The response of TR_adj to the heat stress indices in each prefecture was defined as resident vulnerability to the heat environment, which depended on the choice of index. TEMP_max and UTCI_max detected strong vulnerability in the northern prefectures of Japan. In particular, the UTCI_max relatively increased the vulnerability in many prefectures of northern Japan more distinctly than the other indices, despite a similar trend observed in the result of TEMP_max.

 

(3)

Analysed results obtained from monthly averaging—heatstroke risk.

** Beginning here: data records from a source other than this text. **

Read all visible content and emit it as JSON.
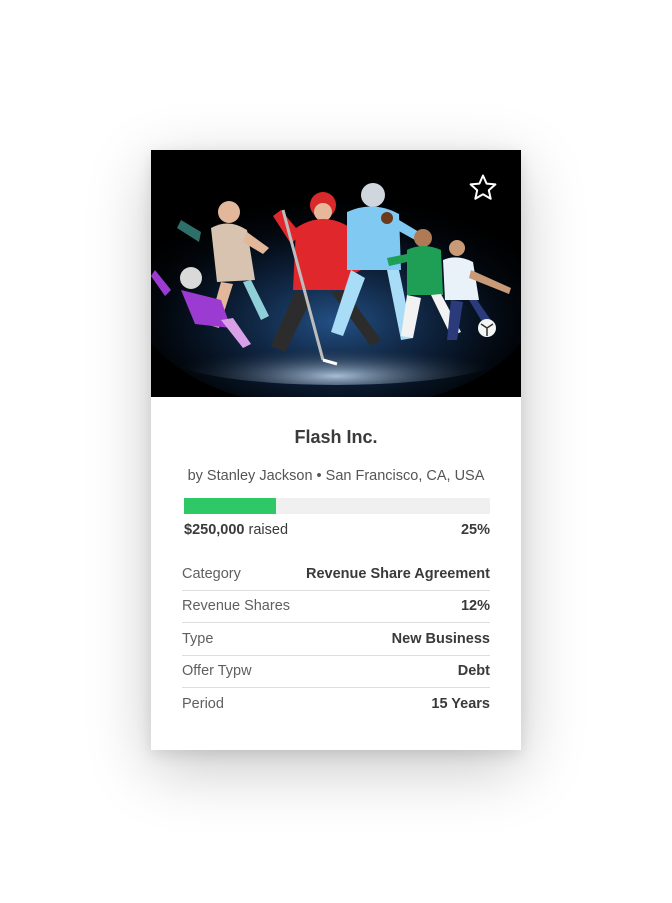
{
  "card": {
    "title": "Flash Inc.",
    "byline": "by Stanley Jackson • San Francisco, CA, USA",
    "favorite_icon": "star-outline-icon",
    "hero_image": "multi-sport athletes collage"
  },
  "funding": {
    "amount": "$250,000",
    "raised_label": "raised",
    "percent_label": "25%",
    "progress_fraction": 0.3,
    "accent_color": "#2ec866"
  },
  "details": [
    {
      "label": "Category",
      "value": "Revenue Share Agreement"
    },
    {
      "label": "Revenue Shares",
      "value": "12%"
    },
    {
      "label": "Type",
      "value": "New Business"
    },
    {
      "label": "Offer Typw",
      "value": "Debt"
    },
    {
      "label": "Period",
      "value": "15 Years"
    }
  ]
}
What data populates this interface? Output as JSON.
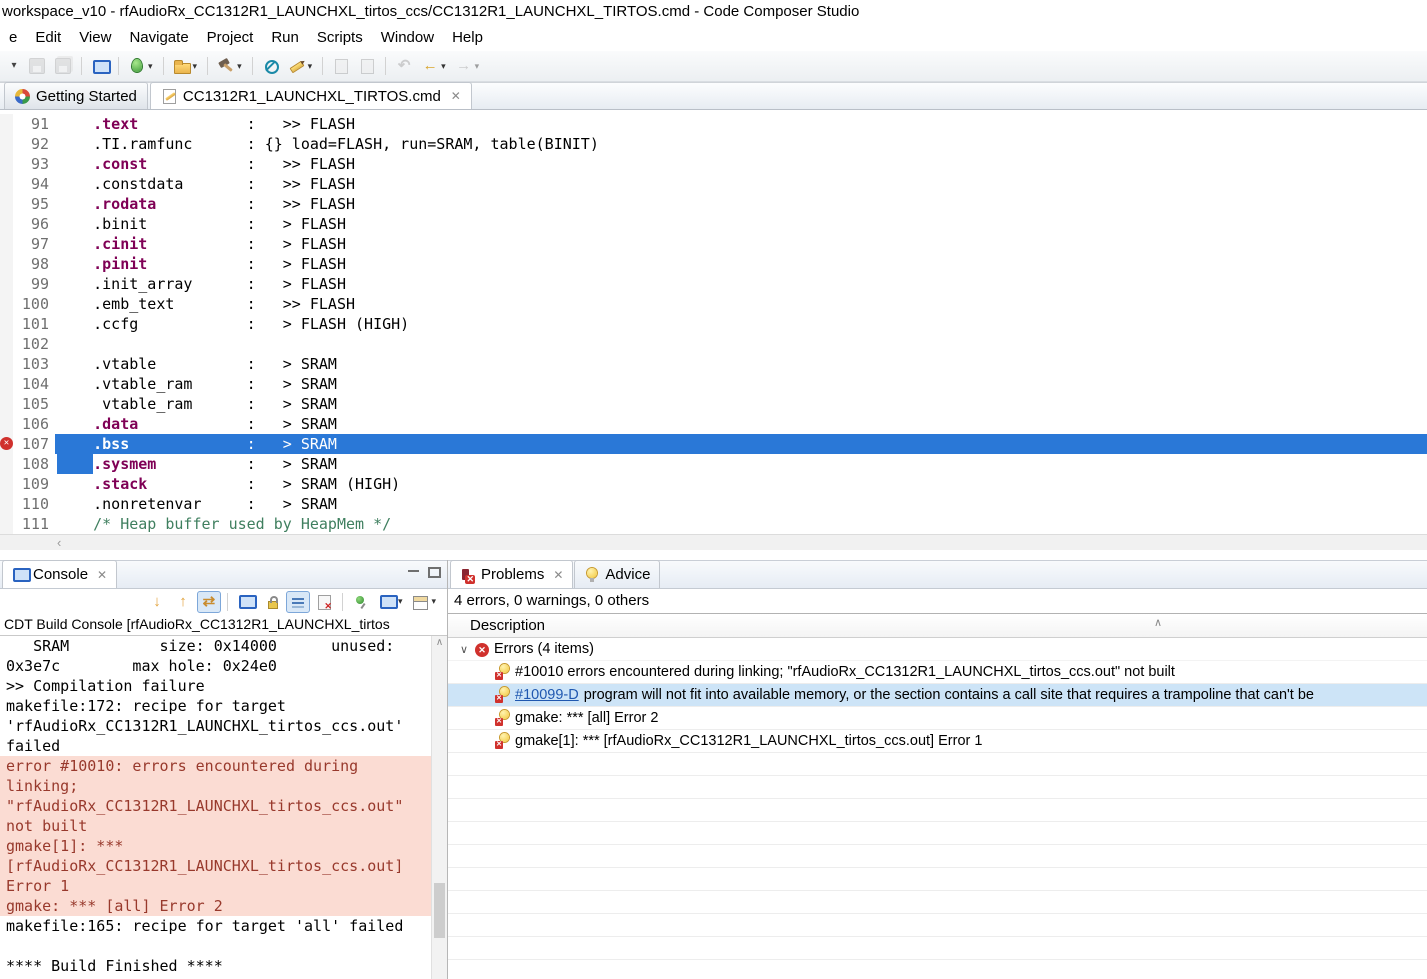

The ratio of TR_adj of the hottest to the coolest months for a decade was defined as the HRHC, using the UTCI_max. For the three months analysed, the HRHC ratio was approximately 20–40 in many prefectures but exceeded 100 in a few prefectures. Such a large HRHC was induced by seasonal proceedings from July to September. In fact, for the same analysis conducted each month, the HRHC in July and August was approximately 2–4 in many prefectures, whereas in September, the average HRHC for prefectures was 7.0, and a maximum of 32.4 was observed for all prefectures. This difference can be related to the large difference in UTCI_max between the maximum and minimum for a decade.

 

This study revealed that the difference in the heat level of yearly summer climate induced the significant difference of heatstroke risk by year and prefecture. The UTCI can also be a useful indicator to evaluate the heatstroke risk in Japan. If social normalcy of human behaviour returns after the COVID-19 pandemic, the future of global warming progresses, and elderly people are vulnerable to the heat increase, the HRHCs will be greater than those of 2010–2019 estimated in this study.